Most recently, they protested Sunday’s Panic! at the Disco show in Kansas City, Mo., after releasing a song called “You Love Sin What a Tragedy,” a clumsy parody of Panic’s song “I Write Sins Not Tragedies.” In response, the band turned the protest into a charity drive for the Human Rights Campaign, but WBC continued their social media surge.

We’ve documented WBC’s Vine presence, but they also have a SoundCloud page, where you can explore all the songs from their oeuvre. And what a collection it is.  

There are originals, like “Why Did God Destroy Sodom,” but originality isn’t really where WBC excels.

In a week where Weird Al has proven himself a master of parody, WBC is certainly giving him a run for his money. They have 139 parodies posted to SoundCloud, like “Nuthin’ but a Bible Thang,” their take on Dr. Dre and Snoop Dogg’s “Nuthin’ but a ‘G’ Thang.”

And, of course, they tackled “Let It Go.” This is bordering on Weird SoundCloud territory. 

And who could forget their spirited cover of “I Will Always Love You,” tweaked to let you know how God really feels about you.

Same with this “We Are the World” cover.

This “Big Pimpin’” cover is so bad you’ll wonder if there is a God!

Is it possible to make a Carpenters song sound bad?
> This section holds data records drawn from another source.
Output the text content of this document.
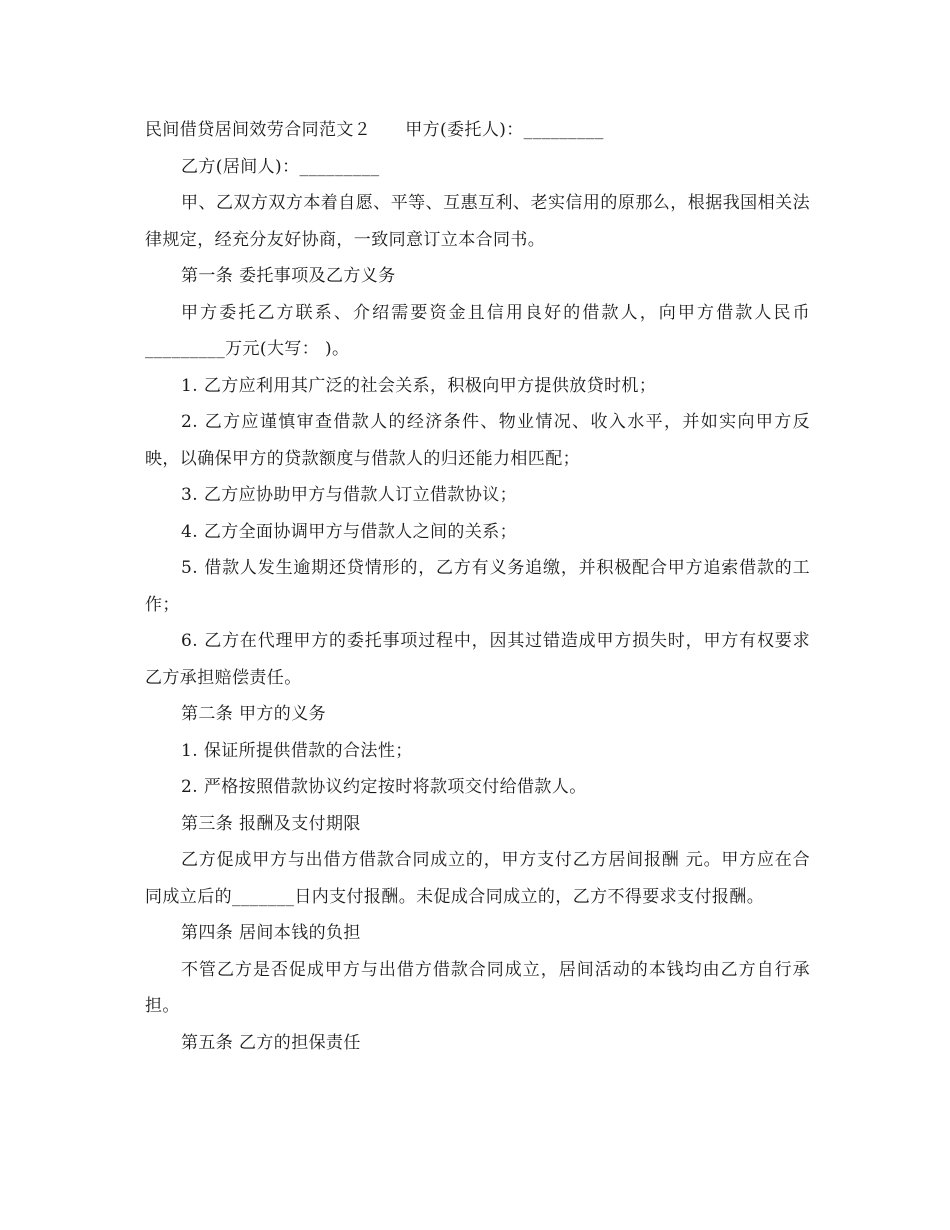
民间借贷居间效劳合同范文２ 甲方(委托人)：_________

乙方(居间人)：_________

甲、乙双方双方本着自愿、平等、互惠互利、老实信用的原那么，根据我国相关法律规定，经充分友好协商，一致同意订立本合同书。

第一条 委托事项及乙方义务

甲方委托乙方联系、介绍需要资金且信用良好的借款人，向甲方借款人民币_________万元(大写： )。

1. 乙方应利用其广泛的社会关系，积极向甲方提供放贷时机；

2. 乙方应谨慎审查借款人的经济条件、物业情况、收入水平，并如实向甲方反映，以确保甲方的贷款额度与借款人的归还能力相匹配；

3. 乙方应协助甲方与借款人订立借款协议；

4. 乙方全面协调甲方与借款人之间的关系；

5. 借款人发生逾期还贷情形的，乙方有义务追缴，并积极配合甲方追索借款的工作；

6. 乙方在代理甲方的委托事项过程中，因其过错造成甲方损失时，甲方有权要求乙方承担赔偿责任。

第二条 甲方的义务

1. 保证所提供借款的合法性；

2. 严格按照借款协议约定按时将款项交付给借款人。

第三条 报酬及支付期限

乙方促成甲方与出借方借款合同成立的，甲方支付乙方居间报酬 元。甲方应在合同成立后的_______日内支付报酬。未促成合同成立的，乙方不得要求支付报酬。

第四条 居间本钱的负担

不管乙方是否促成甲方与出借方借款合同成立，居间活动的本钱均由乙方自行承担。

第五条 乙方的担保责任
Yep!

Don’t forget: WBC keeps it topical. They covered Fleetwood Mac’s “Landslide” after a March landslide in Washington state killed some 40 people. “Thank God for this righteous judgment,” they wrote on SoundCloud. “Now. Is it time to repent of your same-sex marriage sin, Washington? Yes.”

They also recently weighed in on the Malaysia Airlines crash. Perhaps they should package all these songs into some sort of Now That’s What I Call Music!–style compilation. Now That’s What I Call Tasteless Exploitation of Tragedy and Opportunistic Manufacturing of Hatred, in Accordance With God’s Teachings!, perhaps? Too wordy?